Trump provides updates on first lady Melania Trump after medical procedure
President Donald Trump said Tuesday that his wife and first lady, Melania, is "doing really well" although she remains hospitalized following a medical procedure to treat a kidney condition the White House described as benign. He said he expected the first lady back home at the White House before the end of the week.
He also visited her early Tuesday evening at Walter Reed Medical Center just outside Washington. A White House spokesperson said that Melania Trump remains in good spirits.
The president started his day by tweeting an update on the first lady early Tuesday morning, saying she would be leaving the hospital in "2 or 3 days."
Later at an event honoring fallen police officers on Capitol Hill he again addressed her stay at Walter Reed.
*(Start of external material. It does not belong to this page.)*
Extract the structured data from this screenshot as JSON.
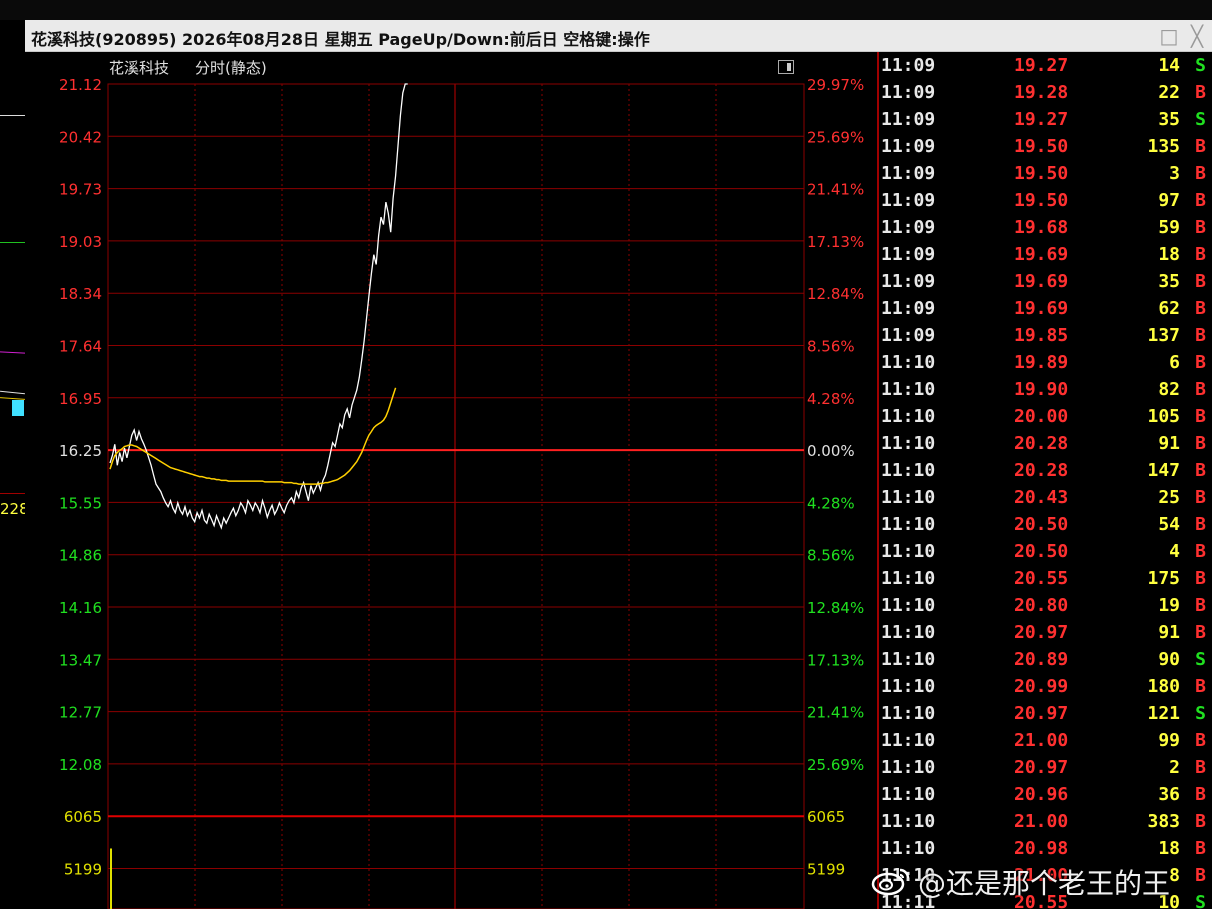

"I want to start by saying that Melania is in the hospital doing really well. She's watching us right now. I want to thank the incredible doctors. Walter Reed Medical Center. They did a fantastic job. So thank you and she sends her love," the president told the crowd.
He later reiterated to reporters on his way into Senate policy lunches with Republican members that Melania was doing "really well" and had a "really successful" procedure.
"The doctors were incredible so Walter Reed was really fantastic," he added.
The president and first lady spoke by telephone on Monday, before the procedure at Walter Reed, and again on Tuesday, the White House said. He also spent time with her at the hospital on Monday evening after she had been treated.
The White House declared the procedure "successful" but has withheld additional information about her condition, citing the first lady's right to privacy. Vice President Mike Pence, however, said in a speech Monday night that the procedure was "long-planned."
Two urologists who have no personal knowledge of Mrs. Trump's condition said the most likely explanation for the embolization procedure is a kind of noncancerous kidney tumor called an angiomyolipoma.
They're not common but tend to occur in middle-aged women and can cause problematic bleeding if they become large enough, said Dr. Keith Kowalczyk of MedStar Georgetown University Hospital. Mrs. Trump is 48.
"The treatment of choice" is to cut off the blood supply so the growth shrinks, added Dr. Lambros Stamatakis of MedStar Washington Hospital Center. Doctors do that with an embolization, meaning a catheter is snaked into the blood vessels of the kidney to find the right one and block it.